“公公。”一个小太监毕恭毕敬的跪着,而他面前的公公却像没有看见似的。
南如宫,西苑的一间一屋子,里面就只有这两个人,气氛诡异得很。
“公公……尔新已经尽力了。”
……
“也不是你的错。你就起来吧。”过了许久,那座上的言公公终于开了口,但是脸上一丝表情都没有,冷冷的仿佛是失魂的人。然而跪着的小太监动也不动,仿佛没听见似的。
“你是耳朵长歪了没听见还是觉得跪着忒舒服?还不快给咱家滚起来!”那怒气终于一丝丝的爆发出来,座上的言公公的冷冷的表情也变了,那小眼睛瞪得极圆,仿佛要把眼珠子瞪出来。
“哼,功败垂成就是指这样的事儿。眼看着好不容易到了册封了,就出这事儿。”言公公最后站了起来,在屋子里踱来踱去,一回头,那地上跪着的人还是跪着。
“怎么着?跪上瘾了不是,现在的事儿还少着不是?封妃后,要忙的就更多了……啧啧……现在都还没找到人?”言公公还是忍不住将那心思兜回来,想到碧盈心中又是一窝火。
“话说要是人死了,这宫中那么大,被人随便找个窟窿一扔,那就真找不到了……”
“这吉利的日子,什么死了死了的,言公公您还真是童言无忌啊。”门忽地被人推开了,一个人走了进来,竟是一向伺候在仪龙宫的顺公公。
“原来是顺公公,什么风把您老吹来了?”言公公脸上露出一个笑容,但是确实皮笑肉不笑的类型。

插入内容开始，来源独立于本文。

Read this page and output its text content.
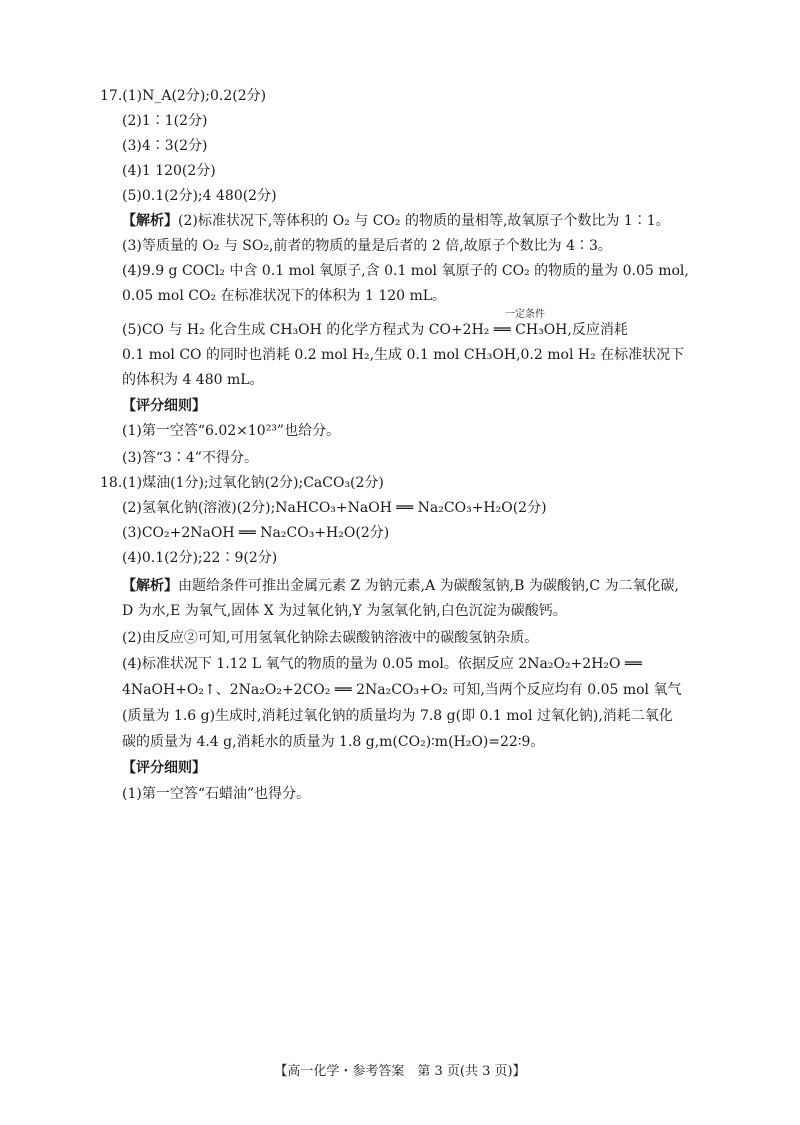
17.(1)N_A(2分);0.2(2分)
(2)1∶1(2分)
(3)4∶3(2分)
(4)1 120(2分)
(5)0.1(2分);4 480(2分)
【解析】(2)标准状况下,等体积的 O₂ 与 CO₂ 的物质的量相等,故氧原子个数比为 1∶1。
(3)等质量的 O₂ 与 SO₂,前者的物质的量是后者的 2 倍,故原子个数比为 4∶3。
(4)9.9 g COCl₂ 中含 0.1 mol 氧原子,含 0.1 mol 氧原子的 CO₂ 的物质的量为 0.05 mol,
0.05 mol CO₂ 在标准状况下的体积为 1 120 mL。
一定条件
(5)CO 与 H₂ 化合生成 CH₃OH 的化学方程式为 CO+2H₂ ══ CH₃OH,反应消耗
0.1 mol CO 的同时也消耗 0.2 mol H₂,生成 0.1 mol CH₃OH,0.2 mol H₂ 在标准状况下
的体积为 4 480 mL。
【评分细则】
(1)第一空答“6.02×10²³”也给分。
(3)答“3∶4”不得分。
18.(1)煤油(1分);过氧化钠(2分);CaCO₃(2分)
(2)氢氧化钠(溶液)(2分);NaHCO₃+NaOH ══ Na₂CO₃+H₂O(2分)
(3)CO₂+2NaOH ══ Na₂CO₃+H₂O(2分)
(4)0.1(2分);22∶9(2分)
【解析】由题给条件可推出金属元素 Z 为钠元素,A 为碳酸氢钠,B 为碳酸钠,C 为二氧化碳,
D 为水,E 为氧气,固体 X 为过氧化钠,Y 为氢氧化钠,白色沉淀为碳酸钙。
(2)由反应②可知,可用氢氧化钠除去碳酸钠溶液中的碳酸氢钠杂质。
(4)标准状况下 1.12 L 氧气的物质的量为 0.05 mol。依据反应 2Na₂O₂+2H₂O ══
4NaOH+O₂↑、2Na₂O₂+2CO₂ ══ 2Na₂CO₃+O₂ 可知,当两个反应均有 0.05 mol 氧气
(质量为 1.6 g)生成时,消耗过氧化钠的质量均为 7.8 g(即 0.1 mol 过氧化钠),消耗二氧化
碳的质量为 4.4 g,消耗水的质量为 1.8 g,m(CO₂)∶m(H₂O)=22∶9。
【评分细则】
(1)第一空答“石蜡油”也得分。
【高一化学・参考答案　第 3 页(共 3 页)】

“您这个小太监真懂事,知道咱家是来宣旨的,就已经早早的跪下了,言公公您呢?”
“您两手空空,确定是宣旨?”
“言公公,这种事能开得玩笑么?”
“这些天,凡事皆有可能,顺公公您说是不是?”话中有话,说得顺公公的一张白脸更白了。
“咱家奉的是口谕,接吧。”
……
*************
那话听来极为轻佻,但是那语气却是再认真不过。碧盈脸上本还留着一丝残红,听得这话,不知是不是该气,只觉得耳边滚烫,脸上不用想,更是红的一片。最后恼不过,碧盈偏了头,伸手将那药汁拿过来,只是动作太猛,那药汁便泼了些许出来落在手上,碧盈忍不住“唉哟”叫了一声,手中一抖,那汤药便全撒在了软被上。那药汁虽不很烫,但是一大杯都洒在一个地方,药汁渗过软被,渗进衣服里,感觉烫人得很,被烫着的小腹那一块热辣辣的。
就这一下子,唬得床边的两个人忙上前看状况如何。
“怎么样?烫着哪里了?”殷栎伸手就要将那软被掀起来查看。慌的碧盈赶紧拉住了软被。这下殷栎也总算是明白了些,可是脸上偏偏还是笑着的在问,“怎么了,是想要本王亲自给你敷药么?”
“你白日梦倒是做得很好,送你三个字。”
“哪三字?是四个字吧?”
“怎么可能是四个字?”碧盈皱着眉心中数着。
“不是四个字么?不是以身相许?!”殷栎笑得贼贼的,两只眼睛细细弯弯的看着人,竟然有一种说不出来的魅人。碧盈只觉心中心跳一顿,忙收回眼神。
“哎……好失望,本王还以为是以身相许四个字,敷次药换个美人也是天降的好事,嘿……”然而那只狐狸还在说话,令人又气又羞,碧盈索性不说话。
“那是不是非常好这三个字啊?”可是那狐狸却要逗着她说话。
“你这死狐狸!不是那个,是想—得—美这三个字。”看着对面的男子一脸狐狸似的奸笑,碧盈一字一字的说了出来,又忍不住伸手戳了戳殷栎的头。戳完生怕对方会还击,还往后躲了一躲,可是对方并没有还击,不过脸上笑容更为灿烂,双眼明亮的看着她,仿佛是初次去庙会看到糖葫芦嘴馋的孩子,而自己便是那糖葫芦,被人垂涎着要吃下去。